Research published this week by artificial intelligence lab OpenAI explains how an AI agent with a sense of curiosity outperformed its predecessors playing the classic 1984 Atari game Montezuma’s Revenge. Becoming skilled at Montezuma’s Revenge is not a milestone equivalent to beating Go or Dota 2, but it’s still a notable advance. When the Google-owned DeepMind published its seminal 2015 paper explaining how it beat a number of Atari games using deep learning, Montezuma’s Revenge was the only game it scored 0 percent on.
The reason for the game’s difficulty is a mismatch between the way it plays and the way AI agents learn, which also reveals a blind spot in machine learning’s view of the world.
Usually, AI agents rely on a training method called reinforcement learning to master video games. In this paradigm, agents are dumped into virtual world, and rewarded for some outcomes (like increasing their score) and penalized for others (like losing a life). The agent starts playing the game random, but learns to improve its strategy through trial and error. Reinforcement learning is often thought of as a key method for building smarter robots.

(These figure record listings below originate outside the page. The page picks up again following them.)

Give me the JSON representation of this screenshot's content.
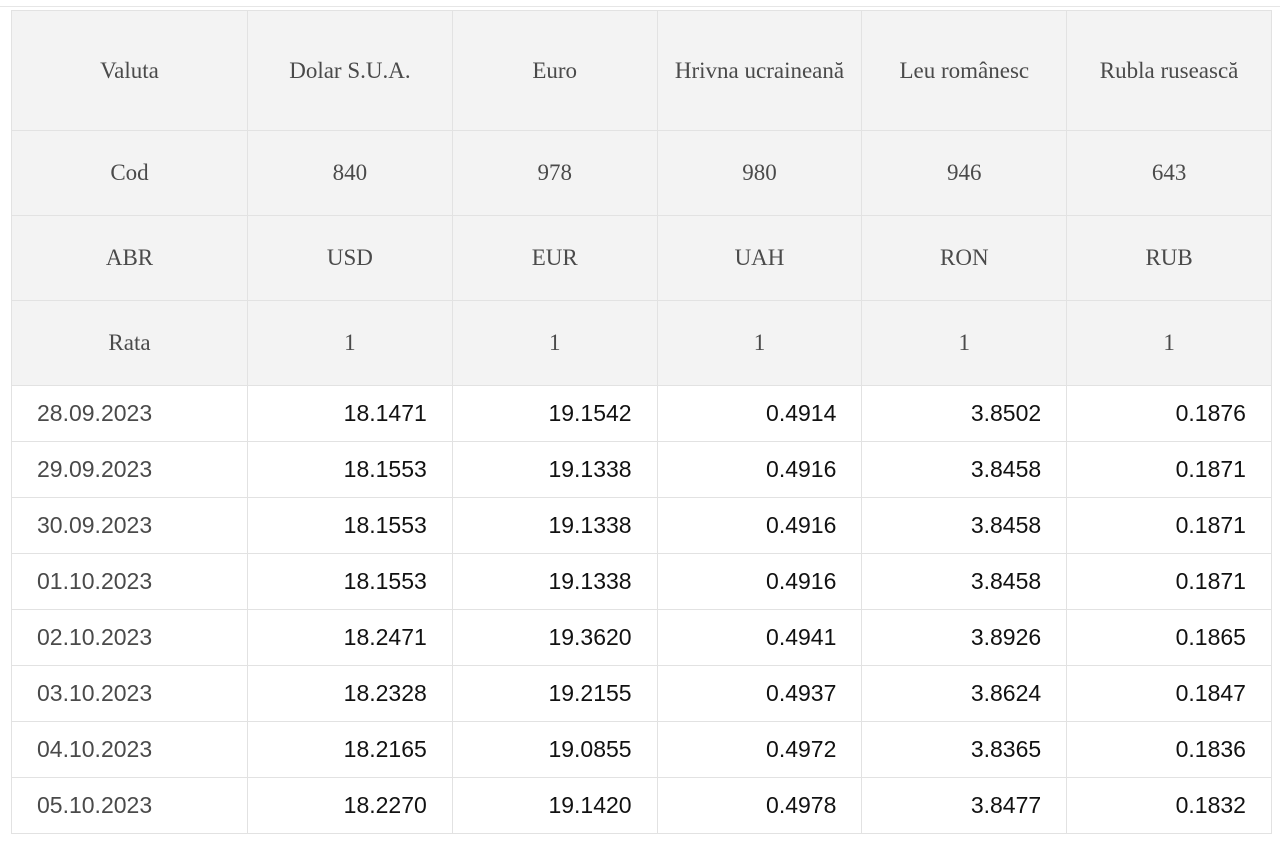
{
  "header": {
    "name_row": [
      "Valuta",
      "Dolar S.U.A.",
      "Euro",
      "Hrivna ucraineană",
      "Leu românesc",
      "Rubla rusească"
    ],
    "code_row": [
      "Cod",
      "840",
      "978",
      "980",
      "946",
      "643"
    ],
    "abbr_row": [
      "ABR",
      "USD",
      "EUR",
      "UAH",
      "RON",
      "RUB"
    ],
    "rate_row": [
      "Rata",
      "1",
      "1",
      "1",
      "1",
      "1"
    ]
  },
  "rows": [
    [
      "28.09.2023",
      "18.1471",
      "19.1542",
      "0.4914",
      "3.8502",
      "0.1876"
    ],
    [
      "29.09.2023",
      "18.1553",
      "19.1338",
      "0.4916",
      "3.8458",
      "0.1871"
    ],
    [
      "30.09.2023",
      "18.1553",
      "19.1338",
      "0.4916",
      "3.8458",
      "0.1871"
    ],
    [
      "01.10.2023",
      "18.1553",
      "19.1338",
      "0.4916",
      "3.8458",
      "0.1871"
    ],
    [
      "02.10.2023",
      "18.2471",
      "19.3620",
      "0.4941",
      "3.8926",
      "0.1865"
    ],
    [
      "03.10.2023",
      "18.2328",
      "19.2155",
      "0.4937",
      "3.8624",
      "0.1847"
    ],
    [
      "04.10.2023",
      "18.2165",
      "19.0855",
      "0.4972",
      "3.8365",
      "0.1836"
    ],
    [
      "05.10.2023",
      "18.2270",
      "19.1420",
      "0.4978",
      "3.8477",
      "0.1832"
    ]
  ]
}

The problem with Montezuma’s Revenge is that it doesn’t provide regular rewards for the AI agent. It’s a puzzle-platformer where players have to explore an underground pyramid, dodging traps and enemies while collecting keys that unlock doors and special items. If you were training an AI agent to beat the game, you could reward it for staying alive and collecting keys, but how do you teach it to save certain keys for certain items, and use those items to overcome traps and complete the level?
The answer: curiosity.
Vincent goes on to recount that the OpenAI lab recast the reinforcement pattern by rewarding the AI to explore unknown parts of the pyramid, ultimately developing better-than-human performance. In one pay it completed the first nine levels in the game.
Vincent closes by asking the right question:
But why do we need curious AI in the first place? What good does it do us, apart from providing humorous parallels to our human tendency to get ensnared by random patterns
The big reason is that curiosity helps computers learn on their own.
This is why curiosity is perhaps the most critical skill for people in an uncertain and changing world, and so of course, that is naturally true for AI, as well. If we want to learn new ways of dealing with the world, new skills and techniques, the best starting point is curiosity.